- The Raemian Caelitus towers overlooking the Han River in the Yongsan District of Seoul
- Interactive map of the Raemian Caelitus area

General information
- Type: 3 residential towers
- Location: Seoul, South Korea
- Coordinates: 37°31′01.85″N 126°58′47.59″E﻿ / ﻿37.5171806°N 126.9798861°E
- Construction started: 2012
- Completed: 2015
- Owner: Samsung C&T

Height
- Architectural: Tower 101: 201 m (659 ft); Tower 102: 166 m (545 ft); Tower 103: 150 m (490 ft);

Technical details
- Floor count: Tower 1: 56; Tower 2: 42; Tower 3: 36;
- Floor area: 135,082 m^{2} (1,454,010 sq ft)
- Lifts/elevators: 11

Design and construction
- Architect: Haeahn Architecture Inc.

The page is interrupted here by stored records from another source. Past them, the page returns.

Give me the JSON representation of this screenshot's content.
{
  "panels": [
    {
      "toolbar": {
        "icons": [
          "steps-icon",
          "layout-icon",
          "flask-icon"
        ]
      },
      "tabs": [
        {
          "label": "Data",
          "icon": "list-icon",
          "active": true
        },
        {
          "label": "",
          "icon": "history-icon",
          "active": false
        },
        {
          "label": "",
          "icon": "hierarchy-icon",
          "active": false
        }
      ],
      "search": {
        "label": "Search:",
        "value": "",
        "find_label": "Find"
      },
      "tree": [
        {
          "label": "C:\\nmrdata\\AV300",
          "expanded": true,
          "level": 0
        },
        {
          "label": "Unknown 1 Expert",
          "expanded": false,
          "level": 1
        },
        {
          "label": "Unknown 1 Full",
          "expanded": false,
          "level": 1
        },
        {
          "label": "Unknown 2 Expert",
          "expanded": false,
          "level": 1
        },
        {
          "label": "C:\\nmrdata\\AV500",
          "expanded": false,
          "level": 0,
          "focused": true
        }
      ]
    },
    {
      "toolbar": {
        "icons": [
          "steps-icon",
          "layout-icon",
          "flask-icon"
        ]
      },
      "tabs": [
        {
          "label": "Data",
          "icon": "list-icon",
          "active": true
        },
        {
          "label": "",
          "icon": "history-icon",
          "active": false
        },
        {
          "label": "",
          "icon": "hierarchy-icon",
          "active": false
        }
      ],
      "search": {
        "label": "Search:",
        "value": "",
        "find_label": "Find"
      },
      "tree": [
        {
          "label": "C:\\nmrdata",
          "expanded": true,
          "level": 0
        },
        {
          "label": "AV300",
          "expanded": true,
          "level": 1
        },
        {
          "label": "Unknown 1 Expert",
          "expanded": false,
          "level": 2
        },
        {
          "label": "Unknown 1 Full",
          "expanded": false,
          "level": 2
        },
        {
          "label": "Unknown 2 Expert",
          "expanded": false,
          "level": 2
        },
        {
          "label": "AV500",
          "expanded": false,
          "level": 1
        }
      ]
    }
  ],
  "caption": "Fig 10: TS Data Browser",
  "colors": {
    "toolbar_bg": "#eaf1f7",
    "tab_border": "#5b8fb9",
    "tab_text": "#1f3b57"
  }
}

RMJM H Architecture PC Joel Sanders Architect

= Raemian Caelitus =

Raemian Caelitus, previously known as Raemian Ichon Rex, is a complex of three luxury high-rise residential towers in Seoul, South Korea. Tower 101 is Seoul's 12th tallest building and the tallest in Yongsan District. The complex was completed in 2015. Overlooking the Han River in Yongsan district of Seoul, the towers are a prominent sight from the banks of the river.